Simple log processing without Logstash


I want to use filebeat to send logs to elasticsearch with simple structure (date in custom format, http code, processing time in ms, query text).
So log line should be parsed and these data should go to different fields in Index.

Also I want to add another field (length of query text in symbols, provided it is in UTF-8 encoding), and I want to truncate the actual text so it fits to 32Kb (because of ES limitation).

As far as I understand I can do all these things in Logstash (even add custom handler written in Ruby).

The question is: is it possible to avoid using logstash at all and achieve these transformations using filebeat only (and possibly in ES using ingest API, pipelining. etc).


Why not Logstash?

Filebeat can't do this. Ingest can't either.

I feel that Logstash eats too much CPU for simple task (receive data via network, parse line against regexp, post parsed json to ES).

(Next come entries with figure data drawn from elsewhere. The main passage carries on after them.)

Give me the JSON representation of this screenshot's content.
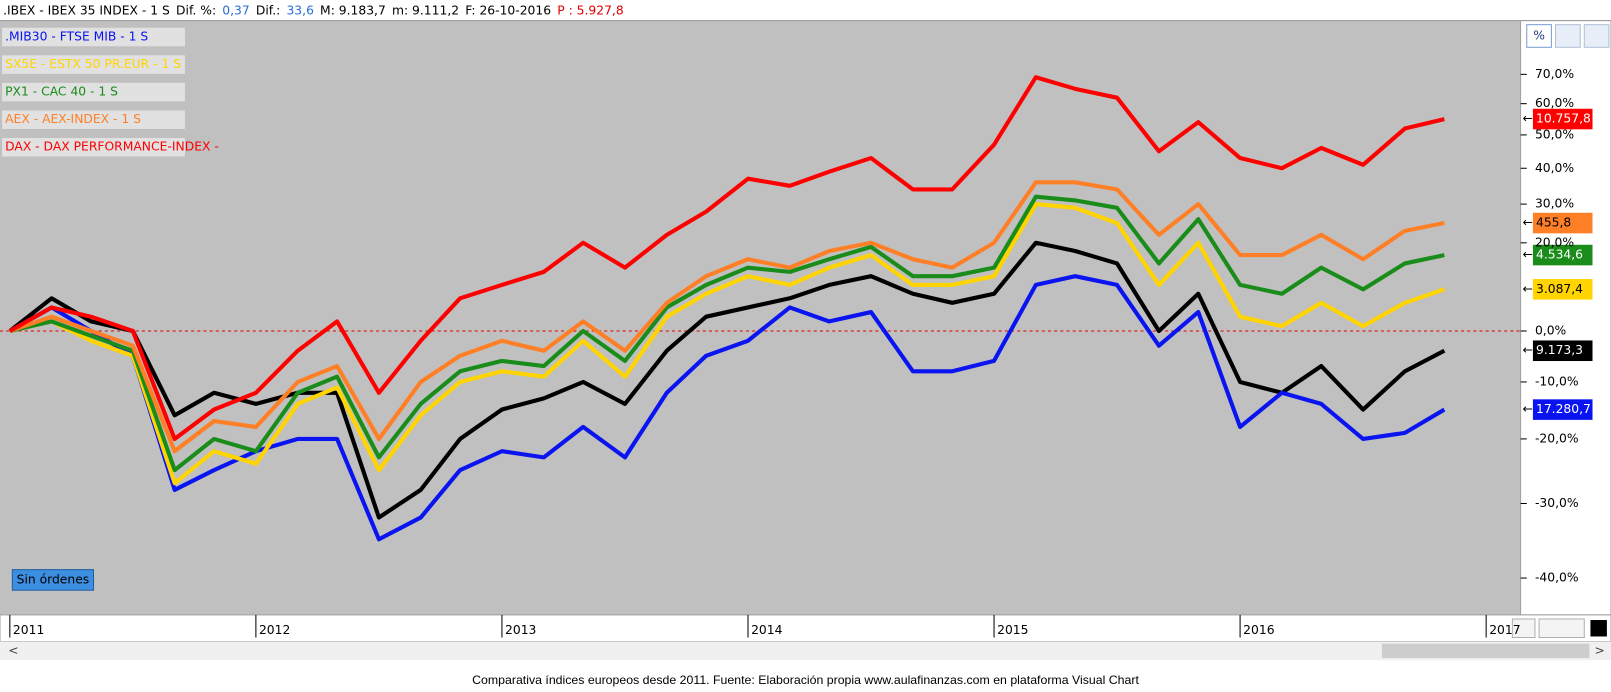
{
  "chart_data": {
    "type": "line",
    "header": [
      {
        "text": "Dif. %:",
        "color": "#000000"
      },
      {
        "text": "0,37",
        "color": "#2a6fd6"
      },
      {
        "text": "Dif.:",
        "color": "#000000"
      },
      {
        "text": "33,6",
        "color": "#2a6fd6"
      },
      {
        "text": "M: 9.183,7",
        "color": "#000000"
      },
      {
        "text": "m: 9.111,2",
        "color": "#000000"
      },
      {
        "text": "F: 26-10-2016",
        "color": "#000000"
      },
      {
        "text": "P : 5.927,8",
        "color": "#e00000"
      }
    ],
    "caption": "Comparativa índices europeos desde 2011. Fuente: Elaboración propia www.aulafinanzas.com en plataforma Visual Chart",
    "button": "Sin órdenes",
    "y_scale": "log",
    "reference_line": 0,
    "xlim": [
      2010.96,
      2017.14
    ],
    "xticks": [
      2011,
      2012,
      2013,
      2014,
      2015,
      2016,
      2017
    ],
    "ylim": [
      -44.4,
      90
    ],
    "yticks": [
      {
        "value": 70,
        "label": "70,0%"
      },
      {
        "value": 60,
        "label": "60,0%"
      },
      {
        "value": 50,
        "label": "50,0%"
      },
      {
        "value": 40,
        "label": "40,0%"
      },
      {
        "value": 30,
        "label": "30,0%"
      },
      {
        "value": 20,
        "label": "20,0%"
      },
      {
        "value": 0,
        "label": "0,0%"
      },
      {
        "value": -10,
        "label": "-10,0%"
      },
      {
        "value": -20,
        "label": "-20,0%"
      },
      {
        "value": -30,
        "label": "-30,0%"
      },
      {
        "value": -40,
        "label": "-40,0%"
      }
    ],
    "x": [
      2011,
      2011.17,
      2011.33,
      2011.5,
      2011.67,
      2011.83,
      2012,
      2012.17,
      2012.33,
      2012.5,
      2012.67,
      2012.83,
      2013,
      2013.17,
      2013.33,
      2013.5,
      2013.67,
      2013.83,
      2014,
      2014.17,
      2014.33,
      2014.5,
      2014.67,
      2014.83,
      2015,
      2015.17,
      2015.33,
      2015.5,
      2015.67,
      2015.83,
      2016,
      2016.17,
      2016.33,
      2016.5,
      2016.67,
      2016.83
    ],
    "series": [
      {
        "name": ".IBEX - IBEX 35 INDEX -  1 S",
        "color": "#000000",
        "end_label": "9.173,3",
        "values": [
          0,
          7,
          2,
          0,
          -16,
          -12,
          -14,
          -12,
          -12,
          -32,
          -28,
          -20,
          -15,
          -13,
          -10,
          -14,
          -4,
          3,
          5,
          7,
          10,
          12,
          8,
          6,
          8,
          20,
          18,
          15,
          0,
          8,
          -10,
          -12,
          -7,
          -15,
          -8,
          -4
        ]
      },
      {
        "name": ".MIB30 - FTSE MIB -  1 S",
        "color": "#0a14f0",
        "end_label": "17.280,7",
        "values": [
          0,
          5,
          0,
          -5,
          -28,
          -25,
          -22,
          -20,
          -20,
          -35,
          -32,
          -25,
          -22,
          -23,
          -18,
          -23,
          -12,
          -5,
          -2,
          5,
          2,
          4,
          -8,
          -8,
          -6,
          10,
          12,
          10,
          -3,
          4,
          -18,
          -12,
          -14,
          -20,
          -19,
          -15
        ]
      },
      {
        "name": "SX5E - ESTX 50 PR.EUR -  1 S",
        "color": "#ffd400",
        "end_label": "3.087,4",
        "values": [
          0,
          2,
          -2,
          -5,
          -27,
          -22,
          -24,
          -14,
          -11,
          -25,
          -16,
          -10,
          -8,
          -9,
          -2,
          -9,
          3,
          8,
          12,
          10,
          14,
          17,
          10,
          10,
          12,
          30,
          29,
          25,
          10,
          20,
          3,
          1,
          6,
          1,
          6,
          9
        ]
      },
      {
        "name": "PX1 - CAC 40 -  1 S",
        "color": "#1a8c1a",
        "end_label": "4.534,6",
        "values": [
          0,
          2,
          -1,
          -4,
          -25,
          -20,
          -22,
          -12,
          -9,
          -23,
          -14,
          -8,
          -6,
          -7,
          0,
          -6,
          5,
          10,
          14,
          13,
          16,
          19,
          12,
          12,
          14,
          32,
          31,
          29,
          15,
          26,
          10,
          8,
          14,
          9,
          15,
          17
        ]
      },
      {
        "name": "AEX - AEX-INDEX -  1 S",
        "color": "#ff7f27",
        "end_label": "455,8",
        "values": [
          0,
          3,
          0,
          -3,
          -22,
          -17,
          -18,
          -10,
          -7,
          -20,
          -10,
          -5,
          -2,
          -4,
          2,
          -4,
          6,
          12,
          16,
          14,
          18,
          20,
          16,
          14,
          20,
          36,
          36,
          34,
          22,
          30,
          17,
          17,
          22,
          16,
          23,
          25
        ]
      },
      {
        "name": "DAX - DAX PERFORMANCE-INDEX -",
        "color": "#ff0000",
        "end_label": "10.757,8",
        "values": [
          0,
          5,
          3,
          0,
          -20,
          -15,
          -12,
          -4,
          2,
          -12,
          -2,
          7,
          10,
          13,
          20,
          14,
          22,
          28,
          37,
          35,
          39,
          43,
          34,
          34,
          47,
          69,
          65,
          62,
          45,
          54,
          43,
          40,
          46,
          41,
          52,
          55
        ]
      }
    ]
  }
}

It eats almost the same CPU as ES instance on the same machine. But ES performs complex task (index logs) compared with dumb logstash.

If LS is not an option, you should check the Ingest Processors if you can do it their: But Logstash is the one with the full power for such transformation.

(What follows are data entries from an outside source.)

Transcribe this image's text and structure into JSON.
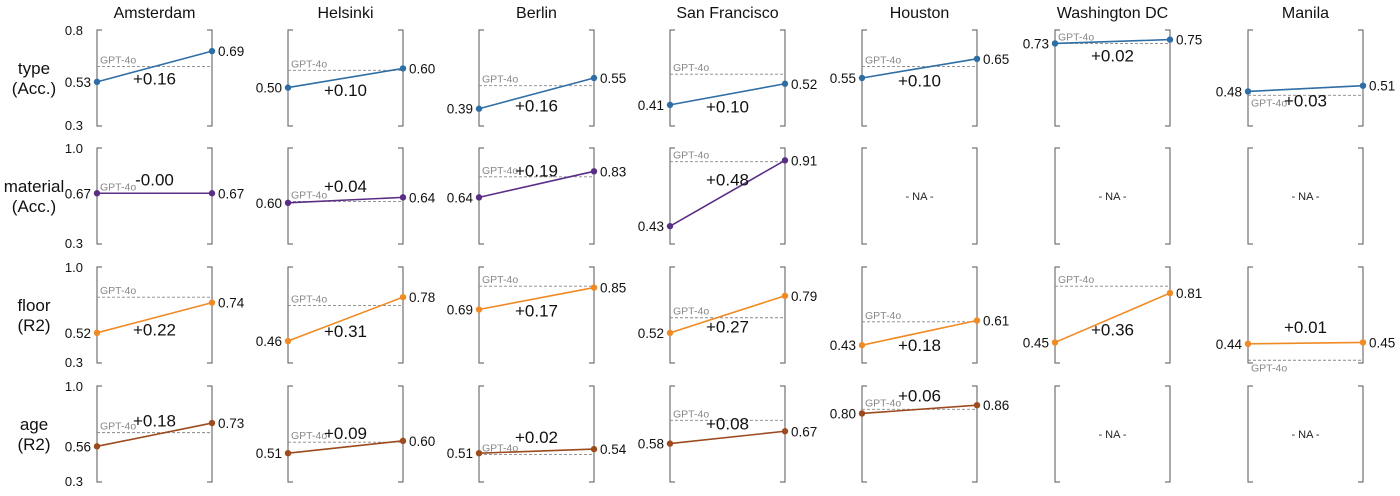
{
  "chart_data": {
    "type": "line",
    "title": "",
    "reference_label": "GPT-4o",
    "cities": [
      "Amsterdam",
      "Helsinki",
      "Berlin",
      "San Francisco",
      "Houston",
      "Washington DC",
      "Manila"
    ],
    "rows": [
      {
        "key": "type",
        "label_line1": "type",
        "label_line2": "(Acc.)",
        "color": "#2f6ea5",
        "ylim": [
          0.3,
          0.8
        ],
        "y_ticks": [
          "0.8",
          "0.3"
        ],
        "cells": [
          {
            "start": 0.53,
            "end": 0.69,
            "gpt4o": 0.61,
            "start_label": "0.53",
            "end_label": "0.69",
            "delta": "+0.16"
          },
          {
            "start": 0.5,
            "end": 0.6,
            "gpt4o": 0.59,
            "start_label": "0.50",
            "end_label": "0.60",
            "delta": "+0.10"
          },
          {
            "start": 0.39,
            "end": 0.55,
            "gpt4o": 0.51,
            "start_label": "0.39",
            "end_label": "0.55",
            "delta": "+0.16"
          },
          {
            "start": 0.41,
            "end": 0.52,
            "gpt4o": 0.57,
            "start_label": "0.41",
            "end_label": "0.52",
            "delta": "+0.10"
          },
          {
            "start": 0.55,
            "end": 0.65,
            "gpt4o": 0.61,
            "start_label": "0.55",
            "end_label": "0.65",
            "delta": "+0.10"
          },
          {
            "start": 0.73,
            "end": 0.75,
            "gpt4o": 0.73,
            "start_label": "0.73",
            "end_label": "0.75",
            "delta": "+0.02"
          },
          {
            "start": 0.48,
            "end": 0.51,
            "gpt4o": 0.46,
            "start_label": "0.48",
            "end_label": "0.51",
            "delta": "+0.03"
          }
        ]
      },
      {
        "key": "material",
        "label_line1": "material",
        "label_line2": "(Acc.)",
        "color": "#5b2e86",
        "ylim": [
          0.3,
          1.0
        ],
        "y_ticks": [
          "1.0",
          "0.3"
        ],
        "cells": [
          {
            "start": 0.67,
            "end": 0.67,
            "gpt4o": 0.67,
            "start_label": "0.67",
            "end_label": "0.67",
            "delta": "-0.00"
          },
          {
            "start": 0.6,
            "end": 0.64,
            "gpt4o": 0.61,
            "start_label": "0.60",
            "end_label": "0.64",
            "delta": "+0.04"
          },
          {
            "start": 0.64,
            "end": 0.83,
            "gpt4o": 0.79,
            "start_label": "0.64",
            "end_label": "0.83",
            "delta": "+0.19"
          },
          {
            "start": 0.43,
            "end": 0.91,
            "gpt4o": 0.9,
            "start_label": "0.43",
            "end_label": "0.91",
            "delta": "+0.48"
          },
          {
            "na": true,
            "na_label": "- NA -"
          },
          {
            "na": true,
            "na_label": "- NA -"
          },
          {
            "na": true,
            "na_label": "- NA -"
          }
        ]
      },
      {
        "key": "floor",
        "label_line1": "floor",
        "label_line2": "(R2)",
        "color": "#f08a24",
        "ylim": [
          0.3,
          1.0
        ],
        "y_ticks": [
          "1.0",
          "0.3"
        ],
        "cells": [
          {
            "start": 0.52,
            "end": 0.74,
            "gpt4o": 0.78,
            "start_label": "0.52",
            "end_label": "0.74",
            "delta": "+0.22"
          },
          {
            "start": 0.46,
            "end": 0.78,
            "gpt4o": 0.72,
            "start_label": "0.46",
            "end_label": "0.78",
            "delta": "+0.31"
          },
          {
            "start": 0.69,
            "end": 0.85,
            "gpt4o": 0.86,
            "start_label": "0.69",
            "end_label": "0.85",
            "delta": "+0.17"
          },
          {
            "start": 0.52,
            "end": 0.79,
            "gpt4o": 0.63,
            "start_label": "0.52",
            "end_label": "0.79",
            "delta": "+0.27"
          },
          {
            "start": 0.43,
            "end": 0.61,
            "gpt4o": 0.6,
            "start_label": "0.43",
            "end_label": "0.61",
            "delta": "+0.18"
          },
          {
            "start": 0.45,
            "end": 0.81,
            "gpt4o": 0.86,
            "start_label": "0.45",
            "end_label": "0.81",
            "delta": "+0.36"
          },
          {
            "start": 0.44,
            "end": 0.45,
            "gpt4o": 0.32,
            "start_label": "0.44",
            "end_label": "0.45",
            "delta": "+0.01"
          }
        ]
      },
      {
        "key": "age",
        "label_line1": "age",
        "label_line2": "(R2)",
        "color": "#9c4a1e",
        "ylim": [
          0.3,
          1.0
        ],
        "y_ticks": [
          "1.0",
          "0.3"
        ],
        "cells": [
          {
            "start": 0.56,
            "end": 0.73,
            "gpt4o": 0.66,
            "start_label": "0.56",
            "end_label": "0.73",
            "delta": "+0.18"
          },
          {
            "start": 0.51,
            "end": 0.6,
            "gpt4o": 0.59,
            "start_label": "0.51",
            "end_label": "0.60",
            "delta": "+0.09"
          },
          {
            "start": 0.51,
            "end": 0.54,
            "gpt4o": 0.5,
            "start_label": "0.51",
            "end_label": "0.54",
            "delta": "+0.02"
          },
          {
            "start": 0.58,
            "end": 0.67,
            "gpt4o": 0.75,
            "start_label": "0.58",
            "end_label": "0.67",
            "delta": "+0.08"
          },
          {
            "start": 0.8,
            "end": 0.86,
            "gpt4o": 0.83,
            "start_label": "0.80",
            "end_label": "0.86",
            "delta": "+0.06"
          },
          {
            "na": true,
            "na_label": "- NA -"
          },
          {
            "na": true,
            "na_label": "- NA -"
          }
        ]
      }
    ]
  }
}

I tried to load sample log file into ES vis LS. LS process consumed 2 times more CPU that ES. Is it normal? ES does complex job indexing data. And LS only parses lines against regexp. It feels that LS should be rather light process, but it is not case :frowning:

Regexp tend to be CPU expensive. I recommend trying the Logstash dissect filter:

Thanks, I will looks at dissect module.

Though the same logic for parsing log lines against regexps written in Python consumes like an order of magnitude less CPU that logstash does. So something looks broken here...

This topic was automatically closed 28 days after the last reply. New replies are no longer allowed.